What gets Liquidated?
The list of items that gets liquidated are large, and can ultimately vary from person to person. The necessity and the overall value of the item determine whether or not it gets liquidated. For example, someone won’t be asked to sell their clothing to pay off their debt, unless they owned luxurious items that aren’t deemed necessary, such as fur coats. Anything that you use for work will be exempt, as well as anything that you get from a public benefits program like unemployment or welfare.
Chapter 13 bankruptcy
Chapter 13 bankruptcy is known as reorganization bankruptcy. This allows people to pay off their debts in a period of three to five years. During that time, payment plans are set in place. Unlike with Chapter 7 bankruptcy, Chapter 13 bankruptcy doesn’t require you to give up your home or your vehicle. Eligibility is harder for Chapter 13, and requires applicants to prove that, given time, they’re going to be able to pay off the majority of their debt.

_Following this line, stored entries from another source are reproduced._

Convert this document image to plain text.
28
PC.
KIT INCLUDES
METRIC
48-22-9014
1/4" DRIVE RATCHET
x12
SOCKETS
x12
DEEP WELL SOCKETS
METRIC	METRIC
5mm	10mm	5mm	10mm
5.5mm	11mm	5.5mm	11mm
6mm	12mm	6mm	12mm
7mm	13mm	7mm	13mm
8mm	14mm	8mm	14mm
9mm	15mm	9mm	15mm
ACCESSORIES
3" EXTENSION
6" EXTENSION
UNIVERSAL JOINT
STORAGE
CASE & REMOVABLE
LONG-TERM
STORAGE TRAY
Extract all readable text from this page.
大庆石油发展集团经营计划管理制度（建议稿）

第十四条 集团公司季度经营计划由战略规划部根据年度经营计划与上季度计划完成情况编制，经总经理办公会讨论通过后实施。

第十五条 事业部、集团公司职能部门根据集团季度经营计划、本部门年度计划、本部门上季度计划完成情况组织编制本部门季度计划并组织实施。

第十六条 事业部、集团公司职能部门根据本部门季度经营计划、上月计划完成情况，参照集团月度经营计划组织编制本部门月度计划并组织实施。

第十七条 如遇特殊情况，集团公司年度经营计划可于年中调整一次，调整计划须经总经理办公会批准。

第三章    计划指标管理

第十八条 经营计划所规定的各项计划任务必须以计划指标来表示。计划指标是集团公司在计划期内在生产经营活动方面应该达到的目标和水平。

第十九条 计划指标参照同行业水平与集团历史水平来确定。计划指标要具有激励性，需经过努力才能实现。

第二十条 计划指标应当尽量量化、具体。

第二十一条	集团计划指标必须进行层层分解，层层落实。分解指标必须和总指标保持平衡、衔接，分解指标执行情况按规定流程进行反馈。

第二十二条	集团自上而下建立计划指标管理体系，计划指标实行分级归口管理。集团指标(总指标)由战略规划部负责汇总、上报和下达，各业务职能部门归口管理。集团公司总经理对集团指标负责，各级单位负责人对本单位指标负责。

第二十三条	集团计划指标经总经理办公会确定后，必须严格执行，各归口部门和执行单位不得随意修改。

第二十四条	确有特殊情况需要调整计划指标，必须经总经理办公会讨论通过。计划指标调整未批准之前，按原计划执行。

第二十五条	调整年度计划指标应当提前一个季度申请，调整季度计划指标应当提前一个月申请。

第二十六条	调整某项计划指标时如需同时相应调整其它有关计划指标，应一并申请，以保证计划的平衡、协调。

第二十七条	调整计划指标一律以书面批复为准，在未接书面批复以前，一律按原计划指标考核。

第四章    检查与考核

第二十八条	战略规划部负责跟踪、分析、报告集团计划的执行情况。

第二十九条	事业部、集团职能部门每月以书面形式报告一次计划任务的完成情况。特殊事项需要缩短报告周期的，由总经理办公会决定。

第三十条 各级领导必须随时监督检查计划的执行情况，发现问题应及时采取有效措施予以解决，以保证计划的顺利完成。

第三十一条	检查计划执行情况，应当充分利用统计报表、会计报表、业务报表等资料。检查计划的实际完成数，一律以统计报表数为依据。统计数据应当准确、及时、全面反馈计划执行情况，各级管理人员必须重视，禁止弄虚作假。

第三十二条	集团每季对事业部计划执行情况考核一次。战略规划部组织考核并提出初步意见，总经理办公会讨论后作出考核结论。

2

What Debt isn’t Eliminated?
Some debt can’t be removed, even with bankruptcy. These include income taxes that are less than three years old, anything owed in child support or alimony, and any court ordered payment. One of the biggest expenses that isn’t eliminated is debt incurred from student loans. In addition, recent purchases on expensive luxury items are ineligible. This is to prevent someone from making a bunch of extravagant purchases and then declaring bankruptcy so they don’t actually have to pay for them.
Recovering from Bankruptcy
When you file for bankruptcy you have to give up all of your credit cards, and your credit report for the next 10 years will include your bankruptcy. This has a huge effect anytime that someone checks your credit, making it difficult to get a home, vehicle, life insurance, and even a job in some cases. This is why it should be considered a last resort option, because it has such a long term effect on your financial history. It isn’t impossible to recover from, but it is very much an uphill battle.